ONDAH

392 21 7
                                    

                       Obat pusing ⚠️












Gempalan asap terus mengebul, beberapa Putung sudah berserakan dibawah. Pelampiasan dengan rokok yang terus menyala untuk pikiran yang kacau.

Kepalanya tertunduk dengan rokok yang menyala ditangannya. Pikirannya terus diganggu dengan hal yang terjadi pagi tadi.

Hal yang tidak terpikirkan dengannya seakan menjeratnya menjadi bumerang. Kejadian semalam membuat semua orang salah paham dengan kondisi perempuan cantik dengan ukiran indah di leher juga dadanya.

Pagi tadi tamparan keras menggema di ruang tamu. Mendarat tepat di wajah anak tertua keluarganya.

Raut amarah dari sang kepala keluarga jelas ia lihat. Memuncak apa yang ia kira dilakukan sang putra.
" Apa yang sudah kamu lakukan Ardan?, kalian baru saja lamaran dan kamu melakukan hal itu pada Cahaya." Ucapnya penuh amarah.
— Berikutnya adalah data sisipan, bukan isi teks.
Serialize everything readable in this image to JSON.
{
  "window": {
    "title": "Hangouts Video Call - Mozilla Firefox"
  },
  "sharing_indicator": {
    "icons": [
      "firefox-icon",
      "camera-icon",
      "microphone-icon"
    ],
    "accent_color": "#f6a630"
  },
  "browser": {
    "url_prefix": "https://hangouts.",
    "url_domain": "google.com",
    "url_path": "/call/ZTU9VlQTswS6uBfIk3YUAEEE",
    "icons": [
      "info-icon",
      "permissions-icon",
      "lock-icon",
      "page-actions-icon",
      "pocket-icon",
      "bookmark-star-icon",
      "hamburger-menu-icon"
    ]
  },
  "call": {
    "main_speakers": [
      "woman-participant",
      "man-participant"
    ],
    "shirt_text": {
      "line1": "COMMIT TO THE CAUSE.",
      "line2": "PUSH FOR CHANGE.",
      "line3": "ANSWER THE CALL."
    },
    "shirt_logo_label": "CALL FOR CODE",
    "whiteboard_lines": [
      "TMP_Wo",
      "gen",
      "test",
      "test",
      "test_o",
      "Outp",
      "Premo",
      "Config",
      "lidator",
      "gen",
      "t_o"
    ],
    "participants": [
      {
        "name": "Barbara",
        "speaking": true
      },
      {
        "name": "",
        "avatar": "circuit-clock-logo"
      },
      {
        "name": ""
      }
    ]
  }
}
Sedangkan perempuan yang di sebut tubuhnya bergetar direngkuh dalam pelukan istri pemilik rumah menenangkan dari ketegangan pagi ini.

Sedangkan Ardan tertunduk terdiam dengan pikirannya. Ia merasa tidak melakukan apapun terhadap tunangannya, ia tidak ingat. Terbangun dari tidurnya ia tidak melihat perempuan itu tapi ia sudah bertelanjang dada.
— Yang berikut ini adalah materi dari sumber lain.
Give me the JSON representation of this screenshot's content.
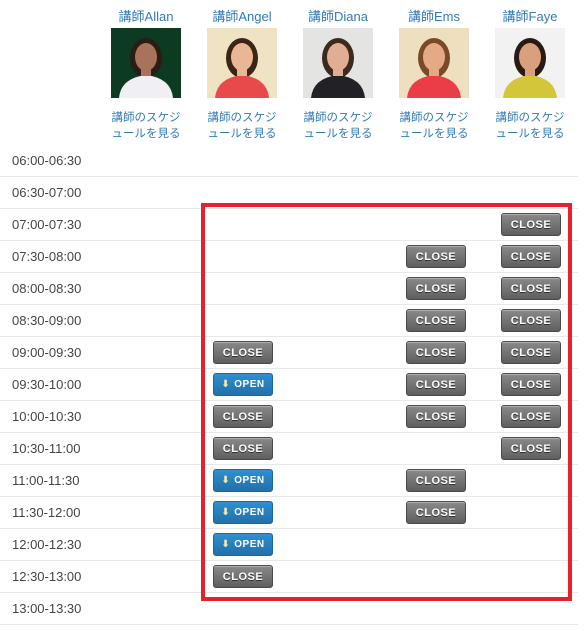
{
  "teachers": [
    {
      "name": "講師Allan",
      "link": "講師のスケジュールを見る",
      "photo_colors": {
        "bg": "#0d3b22",
        "skin": "#a8735a",
        "shirt": "#f0f0f4",
        "hair": "#2a1d15"
      }
    },
    {
      "name": "講師Angel",
      "link": "講師のスケジュールを見る",
      "photo_colors": {
        "bg": "#efe3c4",
        "skin": "#e9b796",
        "shirt": "#e84a4c",
        "hair": "#3a2518"
      }
    },
    {
      "name": "講師Diana",
      "link": "講師のスケジュールを見る",
      "photo_colors": {
        "bg": "#e4e4e2",
        "skin": "#e1ae93",
        "shirt": "#222226",
        "hair": "#3b2a1e"
      }
    },
    {
      "name": "講師Ems",
      "link": "講師のスケジュールを見る",
      "photo_colors": {
        "bg": "#eee0bf",
        "skin": "#e4aa86",
        "shirt": "#ea3d47",
        "hair": "#7a4a28"
      }
    },
    {
      "name": "講師Faye",
      "link": "講師のスケジュールを見る",
      "photo_colors": {
        "bg": "#f2f2f2",
        "skin": "#d9a07e",
        "shirt": "#d4c63a",
        "hair": "#2a1a14"
      }
    }
  ],
  "labels": {
    "close": "CLOSE",
    "open": "OPEN"
  },
  "icons": {
    "open_arrow": "⬇"
  },
  "colors": {
    "highlight_border": "#e5212b",
    "link": "#337ab7",
    "open_btn": "#2a85c4",
    "close_btn": "#6e6e6e"
  },
  "slots": [
    {
      "time": "06:00-06:30",
      "status": [
        null,
        null,
        null,
        null,
        null
      ]
    },
    {
      "time": "06:30-07:00",
      "status": [
        null,
        null,
        null,
        null,
        null
      ]
    },
    {
      "time": "07:00-07:30",
      "status": [
        null,
        null,
        null,
        null,
        "close"
      ]
    },
    {
      "time": "07:30-08:00",
      "status": [
        null,
        null,
        null,
        "close",
        "close"
      ]
    },
    {
      "time": "08:00-08:30",
      "status": [
        null,
        null,
        null,
        "close",
        "close"
      ]
    },
    {
      "time": "08:30-09:00",
      "status": [
        null,
        null,
        null,
        "close",
        "close"
      ]
    },
    {
      "time": "09:00-09:30",
      "status": [
        null,
        "close",
        null,
        "close",
        "close"
      ]
    },
    {
      "time": "09:30-10:00",
      "status": [
        null,
        "open",
        null,
        "close",
        "close"
      ]
    },
    {
      "time": "10:00-10:30",
      "status": [
        null,
        "close",
        null,
        "close",
        "close"
      ]
    },
    {
      "time": "10:30-11:00",
      "status": [
        null,
        "close",
        null,
        null,
        "close"
      ]
    },
    {
      "time": "11:00-11:30",
      "status": [
        null,
        "open",
        null,
        "close",
        null
      ]
    },
    {
      "time": "11:30-12:00",
      "status": [
        null,
        "open",
        null,
        "close",
        null
      ]
    },
    {
      "time": "12:00-12:30",
      "status": [
        null,
        "open",
        null,
        null,
        null
      ]
    },
    {
      "time": "12:30-13:00",
      "status": [
        null,
        "close",
        null,
        null,
        null
      ]
    },
    {
      "time": "13:00-13:30",
      "status": [
        null,
        null,
        null,
        null,
        null
      ]
    }
  ]
}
" Apa yang sudah kalian lakukan?, jawab Ardan!." Bentak sang Ayah.

" Aku gak tau yah, aku gak inget apapun." Jawab Ardan masih kebingungan.
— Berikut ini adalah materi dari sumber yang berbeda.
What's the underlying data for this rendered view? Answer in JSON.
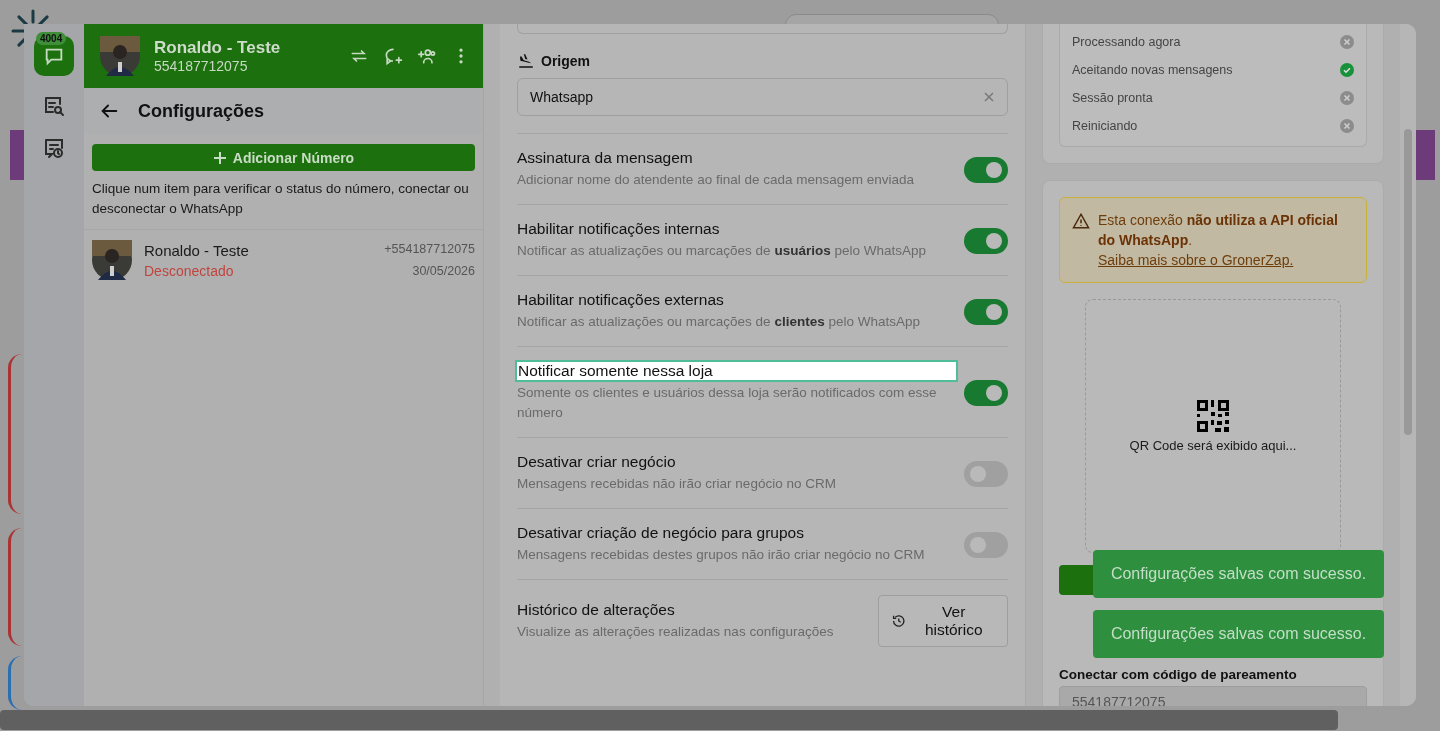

" Ckh, Ayah gak mau tahu pernikahan kalian dimajukan bulan depan." Ucap sang kepala keluarga, mengambil keputusan yang membuat semua mata tertuju padanya.

" Nggak!!!." Sahut Leonel dengan lantang. Cahaya yang mendengarnya menatap cemas muridnya.

" Apa maksud mua enggak?." Kini giliran ia yang ditatap tajam sang Ayah.

Kini terdiam sendiri dengan apa yang ia lontarkan. Menatap perempuan yang menangis dalam pelukan ibundanya. " Em, maksud aku em. Apa yang terlihat mungkin gak seperti bayangan ayah. Mungkin cuma ciuman tanpa hal lebih, iya kan kak?." Tanyanya pada Cahaya berharap perempuan itu bisa membantu alasannya agar mereka terselamatkan.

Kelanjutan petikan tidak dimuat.